Dilute indole actually smells quite pleasant and is widely used in perfumery.
Civet is also a perfume note, but I'll still take your word for indole.
One fascinating thing about smell is that you can smell only on inhalations. On exhalations, the sensors shut down. Hard to figure out what the evolutionary benefit of that was. But so it is for humans, and I believe for most mammals.
I suppose it makes sense, otherwise the smells from our breath and most recent meals digestion would mix with and confuse our sense of the smells surrounding us.

I'm definitely glad we have this feature first thing in the morning before brushing my teeth!

Dogs noses have those slits in the side to move exhaled air out to the side without disturbing what's in front of the big nostrils.

Fun to watch this work when my dog is ratting for voles in the yard.

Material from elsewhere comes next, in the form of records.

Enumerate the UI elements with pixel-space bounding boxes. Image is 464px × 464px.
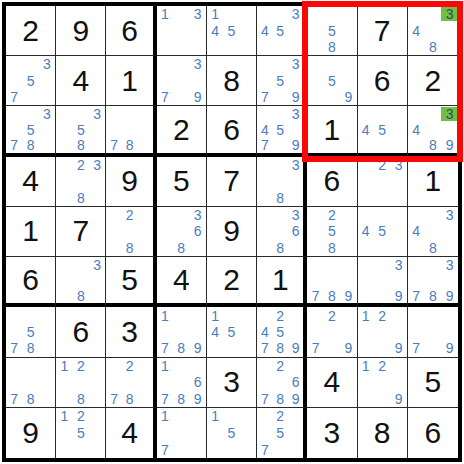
cell-r4c3[interactable]: 9 xyxy=(106,157,156,207)
candidate-8: 8 xyxy=(73,191,89,205)
cell-r5c4[interactable]: 368 xyxy=(157,207,207,257)
cell-r4c8[interactable]: 23 xyxy=(358,157,408,207)
candidate-4: 4 xyxy=(207,24,223,38)
candidate-2: 2 xyxy=(374,158,390,172)
candidate-7: 7 xyxy=(307,341,323,355)
candidate-7: 7 xyxy=(257,443,272,457)
given-digit: 6 xyxy=(374,66,391,96)
candidate-5: 5 xyxy=(22,325,38,339)
candidate-5: 5 xyxy=(223,325,239,339)
candidate-5: 5 xyxy=(273,123,288,137)
candidate-8: 8 xyxy=(324,241,340,255)
candidate-7: 7 xyxy=(6,90,22,104)
candidate-8: 8 xyxy=(324,40,340,54)
candidate-3: 3 xyxy=(89,258,105,272)
cell-r2c9[interactable]: 2 xyxy=(408,56,458,106)
cell-r8c9[interactable]: 5 xyxy=(408,358,458,408)
given-digit: 5 xyxy=(425,367,442,397)
candidate-9: 9 xyxy=(288,392,303,406)
cell-r5c1[interactable]: 1 xyxy=(6,207,56,257)
candidate-1: 1 xyxy=(157,359,173,373)
candidate-2: 2 xyxy=(324,309,340,323)
candidate-4: 4 xyxy=(408,24,425,38)
given-digit: 1 xyxy=(22,216,39,246)
candidate-8: 8 xyxy=(273,341,288,355)
candidate-8: 8 xyxy=(73,138,89,152)
candidate-4: 4 xyxy=(257,24,272,38)
cell-r1c4[interactable]: 13 xyxy=(157,6,207,56)
candidate-2: 2 xyxy=(273,359,288,373)
cell-r5c3[interactable]: 28 xyxy=(106,207,156,257)
candidate-1: 1 xyxy=(207,409,223,423)
cell-r5c7[interactable]: 258 xyxy=(307,207,357,257)
cell-r7c7[interactable]: 279 xyxy=(307,307,357,357)
cell-r8c6[interactable]: 26789 xyxy=(257,358,307,408)
candidate-3: 3 xyxy=(89,107,105,121)
given-digit: 5 xyxy=(173,166,190,196)
cell-r6c1[interactable]: 6 xyxy=(6,257,56,307)
candidate-9: 9 xyxy=(288,90,303,104)
candidate-5: 5 xyxy=(73,123,89,137)
candidate-1: 1 xyxy=(157,309,173,323)
candidate-2: 2 xyxy=(122,208,137,222)
cell-r8c7[interactable]: 4 xyxy=(307,358,357,408)
candidate-8: 8 xyxy=(122,138,137,152)
cell-r8c4[interactable]: 16789 xyxy=(157,358,207,408)
given-digit: 2 xyxy=(223,265,240,295)
cell-r2c6[interactable]: 3579 xyxy=(257,56,307,106)
given-digit: 7 xyxy=(72,216,89,246)
given-digit: 1 xyxy=(425,166,442,196)
candidate-6: 6 xyxy=(288,375,303,389)
candidate-1: 1 xyxy=(358,309,374,323)
candidate-8: 8 xyxy=(73,289,89,303)
cell-r8c1[interactable]: 78 xyxy=(6,358,56,408)
given-digit: 7 xyxy=(223,166,240,196)
cell-r4c7[interactable]: 6 xyxy=(307,157,357,207)
cell-r4c2[interactable]: 238 xyxy=(56,157,106,207)
given-digit: 4 xyxy=(173,265,190,295)
candidate-3: 3 xyxy=(189,7,205,21)
sudoku-app-frame: 2961314534558734835741379835795962357835… xyxy=(0,0,464,464)
cell-r4c6[interactable]: 38 xyxy=(257,157,307,207)
candidate-3: 3 xyxy=(288,57,303,71)
cell-r6c4[interactable]: 4 xyxy=(157,257,207,307)
candidate-3: 3 xyxy=(189,208,205,222)
cell-r8c8[interactable]: 129 xyxy=(358,358,408,408)
candidate-3: 3 xyxy=(89,158,105,172)
candidate-8: 8 xyxy=(425,241,442,255)
cell-r5c5[interactable]: 9 xyxy=(207,207,257,257)
candidate-8: 8 xyxy=(425,289,442,303)
candidate-8: 8 xyxy=(273,241,288,255)
given-digit: 9 xyxy=(72,16,89,46)
candidate-4: 4 xyxy=(408,123,425,137)
cell-r3c8[interactable]: 45 xyxy=(358,106,408,156)
cell-r5c9[interactable]: 348 xyxy=(408,207,458,257)
candidate-9: 9 xyxy=(288,341,303,355)
sudoku-board: 2961314534558734835741379835795962357835… xyxy=(2,2,462,462)
cell-r9c4[interactable]: 17 xyxy=(157,408,207,458)
given-digit: 9 xyxy=(121,166,138,196)
candidate-2: 2 xyxy=(324,208,340,222)
candidate-3: 3 xyxy=(189,57,205,71)
given-digit: 7 xyxy=(374,16,391,46)
candidate-9: 9 xyxy=(441,341,458,355)
candidate-1: 1 xyxy=(358,359,374,373)
candidate-4: 4 xyxy=(358,123,374,137)
cell-r1c5[interactable]: 145 xyxy=(207,6,257,56)
candidate-6: 6 xyxy=(288,224,303,238)
candidate-8: 8 xyxy=(173,392,189,406)
candidate-9: 9 xyxy=(340,90,356,104)
cell-r9c2[interactable]: 125 xyxy=(56,408,106,458)
candidate-7: 7 xyxy=(257,392,272,406)
candidate-5: 5 xyxy=(22,74,38,88)
cell-r6c5[interactable]: 2 xyxy=(207,257,257,307)
given-digit: 4 xyxy=(324,367,341,397)
candidate-2: 2 xyxy=(122,359,137,373)
cell-r1c7[interactable]: 58 xyxy=(307,6,357,56)
candidate-8: 8 xyxy=(425,138,442,152)
candidate-1: 1 xyxy=(157,409,173,423)
given-digit: 6 xyxy=(425,418,442,448)
candidate-4: 4 xyxy=(408,224,425,238)
cell-r7c1[interactable]: 578 xyxy=(6,307,56,357)
candidate-5: 5 xyxy=(223,426,239,440)
given-digit: 1 xyxy=(121,66,138,96)
candidate-8: 8 xyxy=(273,191,288,205)
candidate-3: 3 xyxy=(390,158,406,172)
cell-r1c8[interactable]: 7 xyxy=(358,6,408,56)
given-digit: 1 xyxy=(272,265,289,295)
cell-r4c5[interactable]: 7 xyxy=(207,157,257,207)
candidate-3: 3 xyxy=(39,57,55,71)
candidate-7: 7 xyxy=(257,341,272,355)
candidate-9: 9 xyxy=(189,341,205,355)
candidate-1: 1 xyxy=(207,309,223,323)
candidate-7: 7 xyxy=(408,289,425,303)
cell-r3c2[interactable]: 358 xyxy=(56,106,106,156)
candidate-1: 1 xyxy=(157,7,173,21)
given-digit: 2 xyxy=(173,115,190,145)
candidate-1: 1 xyxy=(56,359,72,373)
candidate-5: 5 xyxy=(273,24,288,38)
candidate-6: 6 xyxy=(189,375,205,389)
candidate-8: 8 xyxy=(324,289,340,303)
candidate-7: 7 xyxy=(157,90,173,104)
candidate-2: 2 xyxy=(374,359,390,373)
candidate-5: 5 xyxy=(73,426,89,440)
cell-r3c1[interactable]: 3578 xyxy=(6,106,56,156)
candidate-8: 8 xyxy=(122,392,137,406)
candidate-7: 7 xyxy=(6,392,22,406)
candidate-7: 7 xyxy=(257,138,272,152)
given-digit: 3 xyxy=(324,418,341,448)
candidate-7: 7 xyxy=(408,341,425,355)
cell-r4c9[interactable]: 1 xyxy=(408,157,458,207)
candidate-5: 5 xyxy=(374,224,390,238)
candidate-2: 2 xyxy=(73,359,89,373)
cell-r9c9[interactable]: 6 xyxy=(408,408,458,458)
given-digit: 9 xyxy=(22,418,39,448)
candidate-8: 8 xyxy=(173,341,189,355)
candidate-7: 7 xyxy=(307,289,323,303)
candidate-8: 8 xyxy=(22,341,38,355)
candidate-9: 9 xyxy=(390,341,406,355)
cell-r5c2[interactable]: 7 xyxy=(56,207,106,257)
candidate-9: 9 xyxy=(340,341,356,355)
cell-r1c2[interactable]: 9 xyxy=(56,6,106,56)
candidate-1: 1 xyxy=(207,7,223,21)
candidate-9: 9 xyxy=(441,289,458,303)
candidate-7: 7 xyxy=(6,138,22,152)
candidate-2: 2 xyxy=(73,409,89,423)
candidate-9: 9 xyxy=(390,392,406,406)
candidate-2: 2 xyxy=(374,309,390,323)
candidate-8: 8 xyxy=(273,392,288,406)
candidate-7: 7 xyxy=(106,138,121,152)
cell-r6c3[interactable]: 5 xyxy=(106,257,156,307)
candidate-5: 5 xyxy=(324,74,340,88)
given-digit: 3 xyxy=(121,317,138,347)
cell-r3c4[interactable]: 2 xyxy=(157,106,207,156)
cell-r3c5[interactable]: 6 xyxy=(207,106,257,156)
cell-r3c9[interactable]: 3489 xyxy=(408,106,458,156)
cell-r1c6[interactable]: 345 xyxy=(257,6,307,56)
cell-r7c5[interactable]: 145 xyxy=(207,307,257,357)
candidate-7: 7 xyxy=(257,90,272,104)
candidate-7: 7 xyxy=(6,341,22,355)
cell-r3c6[interactable]: 34579 xyxy=(257,106,307,156)
cell-r7c4[interactable]: 1789 xyxy=(157,307,207,357)
cell-r8c5[interactable]: 3 xyxy=(207,358,257,408)
cell-r3c3[interactable]: 78 xyxy=(106,106,156,156)
given-digit: 6 xyxy=(223,115,240,145)
candidate-2: 2 xyxy=(273,409,288,423)
candidate-5: 5 xyxy=(273,426,288,440)
candidate-8: 8 xyxy=(173,241,189,255)
candidate-3: 3 xyxy=(441,208,458,222)
candidate-4: 4 xyxy=(257,123,272,137)
candidate-4: 4 xyxy=(257,325,272,339)
cell-r2c2[interactable]: 4 xyxy=(56,56,106,106)
candidate-3: 3 xyxy=(288,158,303,172)
cell-r5c8[interactable]: 45 xyxy=(358,207,408,257)
cell-r2c5[interactable]: 8 xyxy=(207,56,257,106)
candidate-5: 5 xyxy=(22,123,38,137)
given-digit: 4 xyxy=(121,418,138,448)
candidate-8: 8 xyxy=(22,138,38,152)
candidate-2: 2 xyxy=(73,158,89,172)
cell-r7c2[interactable]: 6 xyxy=(56,307,106,357)
candidate-9: 9 xyxy=(390,289,406,303)
given-digit: 8 xyxy=(374,418,391,448)
cell-r2c8[interactable]: 6 xyxy=(358,56,408,106)
candidate-9: 9 xyxy=(340,289,356,303)
cell-r6c7[interactable]: 789 xyxy=(307,257,357,307)
candidate-7: 7 xyxy=(157,341,173,355)
candidate-4: 4 xyxy=(358,224,374,238)
candidate-3: 3 xyxy=(39,107,55,121)
candidate-8: 8 xyxy=(122,241,137,255)
cell-r9c3[interactable]: 4 xyxy=(106,408,156,458)
candidate-5: 5 xyxy=(324,24,340,38)
candidate-5: 5 xyxy=(273,74,288,88)
candidate-7: 7 xyxy=(157,392,173,406)
given-digit: 8 xyxy=(223,66,240,96)
cell-r1c9[interactable]: 348 xyxy=(408,6,458,56)
candidate-5: 5 xyxy=(374,123,390,137)
given-digit: 2 xyxy=(425,66,442,96)
cell-r7c6[interactable]: 245789 xyxy=(257,307,307,357)
candidate-5: 5 xyxy=(223,24,239,38)
candidate-3: 3 xyxy=(288,7,303,21)
candidate-5: 5 xyxy=(273,325,288,339)
candidate-6: 6 xyxy=(189,224,205,238)
candidate-3: 3 xyxy=(441,258,458,272)
cell-r1c1[interactable]: 2 xyxy=(6,6,56,56)
candidate-9: 9 xyxy=(189,90,205,104)
candidate-9: 9 xyxy=(288,138,303,152)
cell-r9c7[interactable]: 3 xyxy=(307,408,357,458)
given-digit: 9 xyxy=(223,216,240,246)
cell-r1c3[interactable]: 6 xyxy=(106,6,156,56)
candidate-3: 3 xyxy=(288,208,303,222)
cell-r6c8[interactable]: 39 xyxy=(358,257,408,307)
candidate-3: 3 xyxy=(288,107,303,121)
cell-r7c8[interactable]: 129 xyxy=(358,307,408,357)
given-digit: 5 xyxy=(121,265,138,295)
given-digit: 2 xyxy=(22,16,39,46)
given-digit: 6 xyxy=(121,16,138,46)
cell-r4c1[interactable]: 4 xyxy=(6,157,56,207)
cell-r9c5[interactable]: 15 xyxy=(207,408,257,458)
candidate-7: 7 xyxy=(157,443,173,457)
candidate-3-highlighted: 3 xyxy=(441,107,458,121)
cell-r8c3[interactable]: 278 xyxy=(106,358,156,408)
given-digit: 3 xyxy=(223,367,240,397)
candidate-5: 5 xyxy=(324,224,340,238)
given-digit: 4 xyxy=(72,66,89,96)
candidate-9: 9 xyxy=(189,392,205,406)
cell-r9c8[interactable]: 8 xyxy=(358,408,408,458)
cell-r9c1[interactable]: 9 xyxy=(6,408,56,458)
cell-r6c9[interactable]: 3789 xyxy=(408,257,458,307)
candidate-8: 8 xyxy=(22,392,38,406)
given-digit: 1 xyxy=(324,115,341,145)
candidate-3-highlighted: 3 xyxy=(441,7,458,21)
cell-r2c3[interactable]: 1 xyxy=(106,56,156,106)
candidate-3: 3 xyxy=(390,258,406,272)
given-digit: 6 xyxy=(324,166,341,196)
candidate-8: 8 xyxy=(73,392,89,406)
candidate-1: 1 xyxy=(56,409,72,423)
cell-r2c7[interactable]: 59 xyxy=(307,56,357,106)
given-digit: 6 xyxy=(22,265,39,295)
cell-r4c4[interactable]: 5 xyxy=(157,157,207,207)
candidate-9: 9 xyxy=(441,138,458,152)
cell-r6c6[interactable]: 1 xyxy=(257,257,307,307)
given-digit: 4 xyxy=(22,166,39,196)
cell-r2c4[interactable]: 379 xyxy=(157,56,207,106)
cell-r7c3[interactable]: 3 xyxy=(106,307,156,357)
candidate-8: 8 xyxy=(425,40,442,54)
cell-r8c2[interactable]: 128 xyxy=(56,358,106,408)
cell-r9c6[interactable]: 257 xyxy=(257,408,307,458)
cell-r2c1[interactable]: 357 xyxy=(6,56,56,106)
cell-r3c7[interactable]: 1 xyxy=(307,106,357,156)
candidate-2: 2 xyxy=(273,309,288,323)
cell-r6c2[interactable]: 38 xyxy=(56,257,106,307)
cell-r7c9[interactable]: 79 xyxy=(408,307,458,357)
candidate-7: 7 xyxy=(106,392,121,406)
given-digit: 6 xyxy=(72,317,89,347)
cell-r5c6[interactable]: 368 xyxy=(257,207,307,257)
candidate-4: 4 xyxy=(207,325,223,339)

> it takes only two synapses for information to travel from the air, through your nose, and to the core cortex

I was expecting it would be just a low level feature detector since smell is like like a bag-of-words format (unordered) while vision is at least 2D (space) and hearing 1D (time).

Smell is the primary sense and the sooner that Computer Vision embraces that fact the better it will be for any system that needs any form of context sensitivity or relevance detection.

It's all well and good to have awesome algorithms for detecting X, Y, or Z in a stream of stimuli but it's smell that tells us which things to anticipate.

There is no "primary sense". It's primary only in terms of detecting molecules, but the presence or absence of molecules is just one environmental dimension.